Foto: Divulgação — uso em caráter informativo.
Em entrevista, Luis de la Fuente explicou como a seleção se adaptou a estilos variados e superou dificuldades em cada jogo. Ele destacou a necessidade de mentalidade específica na Copa e ajustes táticos desde o início.
A conquista da Copa do Mundo de 2026 pela seleção espanhola não se baseou apenas na habilidade técnica dos jogadores. Em uma entrevista reveladora, o técnico Luis de la Fuente compartilhou insights sobre como sua equipe abordou cada partida, adaptando-se às diversas dificuldades que surgiram ao longo do torneio.

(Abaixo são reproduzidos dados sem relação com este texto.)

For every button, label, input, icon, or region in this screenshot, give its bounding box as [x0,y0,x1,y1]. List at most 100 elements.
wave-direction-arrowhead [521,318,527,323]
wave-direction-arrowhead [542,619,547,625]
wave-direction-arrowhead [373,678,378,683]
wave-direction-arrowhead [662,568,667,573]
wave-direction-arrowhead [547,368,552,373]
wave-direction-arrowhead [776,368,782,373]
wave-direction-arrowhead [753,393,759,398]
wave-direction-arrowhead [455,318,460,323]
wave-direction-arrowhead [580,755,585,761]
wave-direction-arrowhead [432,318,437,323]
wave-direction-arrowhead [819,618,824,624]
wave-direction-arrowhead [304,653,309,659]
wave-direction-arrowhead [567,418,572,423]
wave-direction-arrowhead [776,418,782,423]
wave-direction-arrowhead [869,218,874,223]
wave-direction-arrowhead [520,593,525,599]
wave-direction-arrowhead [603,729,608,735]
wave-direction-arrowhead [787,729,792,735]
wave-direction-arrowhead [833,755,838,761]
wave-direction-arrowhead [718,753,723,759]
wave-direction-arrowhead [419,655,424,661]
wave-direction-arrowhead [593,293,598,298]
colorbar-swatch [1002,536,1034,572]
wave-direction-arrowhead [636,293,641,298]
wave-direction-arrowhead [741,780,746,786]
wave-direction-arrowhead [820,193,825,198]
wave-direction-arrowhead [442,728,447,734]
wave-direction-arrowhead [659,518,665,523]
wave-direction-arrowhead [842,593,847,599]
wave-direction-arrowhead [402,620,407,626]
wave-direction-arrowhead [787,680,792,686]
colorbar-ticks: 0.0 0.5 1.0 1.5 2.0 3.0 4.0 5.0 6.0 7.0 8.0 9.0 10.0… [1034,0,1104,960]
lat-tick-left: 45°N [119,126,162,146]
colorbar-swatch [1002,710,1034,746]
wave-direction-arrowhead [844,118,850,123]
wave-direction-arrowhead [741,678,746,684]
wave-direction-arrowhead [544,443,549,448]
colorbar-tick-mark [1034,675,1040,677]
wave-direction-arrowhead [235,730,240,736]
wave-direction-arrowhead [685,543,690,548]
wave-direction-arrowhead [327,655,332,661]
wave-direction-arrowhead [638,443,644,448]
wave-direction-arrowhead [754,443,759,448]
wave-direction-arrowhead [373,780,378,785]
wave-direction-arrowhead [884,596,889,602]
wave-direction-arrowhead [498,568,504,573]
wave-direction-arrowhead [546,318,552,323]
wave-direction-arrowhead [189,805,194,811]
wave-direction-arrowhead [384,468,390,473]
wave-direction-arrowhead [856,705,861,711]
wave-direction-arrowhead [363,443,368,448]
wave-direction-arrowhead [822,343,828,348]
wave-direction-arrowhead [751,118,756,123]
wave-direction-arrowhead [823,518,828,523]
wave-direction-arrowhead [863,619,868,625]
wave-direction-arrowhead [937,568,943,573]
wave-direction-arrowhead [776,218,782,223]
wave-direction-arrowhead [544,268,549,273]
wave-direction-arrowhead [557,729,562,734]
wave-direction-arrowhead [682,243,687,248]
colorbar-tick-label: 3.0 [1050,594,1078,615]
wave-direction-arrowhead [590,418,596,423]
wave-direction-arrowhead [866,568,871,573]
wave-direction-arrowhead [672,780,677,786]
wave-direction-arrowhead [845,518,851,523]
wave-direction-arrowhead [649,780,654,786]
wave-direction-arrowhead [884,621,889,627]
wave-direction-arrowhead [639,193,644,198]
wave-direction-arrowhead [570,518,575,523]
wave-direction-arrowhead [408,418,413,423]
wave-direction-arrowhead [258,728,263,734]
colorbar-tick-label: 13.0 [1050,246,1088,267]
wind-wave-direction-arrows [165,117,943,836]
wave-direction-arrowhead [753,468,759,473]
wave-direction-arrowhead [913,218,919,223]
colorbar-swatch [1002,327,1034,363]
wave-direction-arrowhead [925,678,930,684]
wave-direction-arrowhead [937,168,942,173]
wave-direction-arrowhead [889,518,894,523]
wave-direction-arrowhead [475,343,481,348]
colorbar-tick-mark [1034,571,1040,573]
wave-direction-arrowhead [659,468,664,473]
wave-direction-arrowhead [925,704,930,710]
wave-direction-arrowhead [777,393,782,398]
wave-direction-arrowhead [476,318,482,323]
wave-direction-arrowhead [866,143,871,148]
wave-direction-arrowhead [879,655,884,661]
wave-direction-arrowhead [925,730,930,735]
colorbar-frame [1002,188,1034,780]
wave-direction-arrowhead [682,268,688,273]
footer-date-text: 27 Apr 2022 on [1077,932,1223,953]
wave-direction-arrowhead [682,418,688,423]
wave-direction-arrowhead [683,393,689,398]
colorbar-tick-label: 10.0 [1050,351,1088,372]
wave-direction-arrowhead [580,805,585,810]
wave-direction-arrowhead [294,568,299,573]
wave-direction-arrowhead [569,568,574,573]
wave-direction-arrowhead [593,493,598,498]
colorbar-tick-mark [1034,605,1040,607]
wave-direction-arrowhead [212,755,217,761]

De la Fuente ressaltou que a campanha da Espanha demonstrou a necessidade de uma mentalidade diferenciada em uma Copa do Mundo, em comparação a outras competições, principalmente pela variedade de estilos de jogo que a equipe enfrentou. Ele lembrou que logo no início do torneio, a partida contra Cabo Verde serviu como um alerta crucial.
“Cabo Verde nos trouxe de volta à realidade, lembrando-nos dos desafios que todos enfrentamos. O conceito de uma Copa do Mundo, que insisto ser completamente diferente do Campeonato Europeu, está muito longe da competição real”, afirmou o treinador.
Após essa partida inicial, a Espanha enfrentou a Arábia Saudita, onde a equipe aprendeu a importância de manter a calma diante das dificuldades. A vitória sobre os sauditas foi um reflexo da consciência que os jogadores tinham sobre os obstáculos à frente. Em seguida, o confronto contra o Uruguai destacou a maturidade do grupo, que se recusou a cair nas armadilhas do adversário.
“A Arábia Saudita confirmou que, quando se tem consciência da dificuldade, é preciso manter a calma e a confiança. Já contra o Uruguai, destaco a maturidade do grupo e nossa recusa em cair na armadilha deles. Mostramos compostura e talento futebolístico”, destacou De la Fuente.
Chegando às oitavas de final, a vitória sobre a Áustria foi o impulso necessário para a equipe continuar avançando. O treinador enfatizou a importância de cada fase, reconhecendo que cada adversário apresentava um desafio único e específico.
De la Fuente já via o confronto contra Portugal, que contava com Cristiano Ronaldo, como uma decisão antecipada. Ele sabia que esse jogo exigiria o máximo de sua equipe.
“Com o Portugal de Cristiano Ronaldo, eu já previa que seria uma final antes mesmo da final. Eles eram um dos favoritos e exigiam o máximo de nós”, revelou o técnico.
Na quartas de final, o confronto com a Bélgica também foi considerado uma armadilha, mas De la Fuente elogiou a reação de sua equipe após sofrer o primeiro gol na competição. Na semifinal, a Espanha enfrentou a França, uma das favoritas ao título, e a tranquilidade do elenco fez toda a diferença no desempenho.
“Na semifinal, enfrentamos a França de Mbappé, os favoritos absolutos. Mas acho que havia mais ansiedade nas arquibancadas do que dentro do nosso próprio grupo. Nós nos comportamos como uma verdadeira equipe e, do início ao fim, controlamos a partida”, disse o treinador.
Por fim, ao recordar a decisão contra a Argentina, De la Fuente considerou esse jogo o maior desafio da campanha. Enfrentar os atuais campeões e o peso da despedida de Lionel Messi da seleção argentina foi um momento marcante.
“E o jogo contra a Argentina foi o jogo dos jogos. Os atuais campeões, um time de três estrelas, a aposentadoria de Messi… O jogo dos sonhos. A vitória foi a culminação de tudo o que havíamos proposto ao longo de toda a competição”, finalizou De la Fuente.
A vitória da Espanha na Copa do Mundo de 2026 não apenas reforçou sua posição no cenário do futebol mundial, mas também destacou a importância de uma abordagem tática e mental sólida. Com a conquista, a seleção espanhola se prepara para novos desafios, incluindo as próximas competições internacionais, onde buscará manter a mesma mentalidade vencedora que a levou ao título mundial.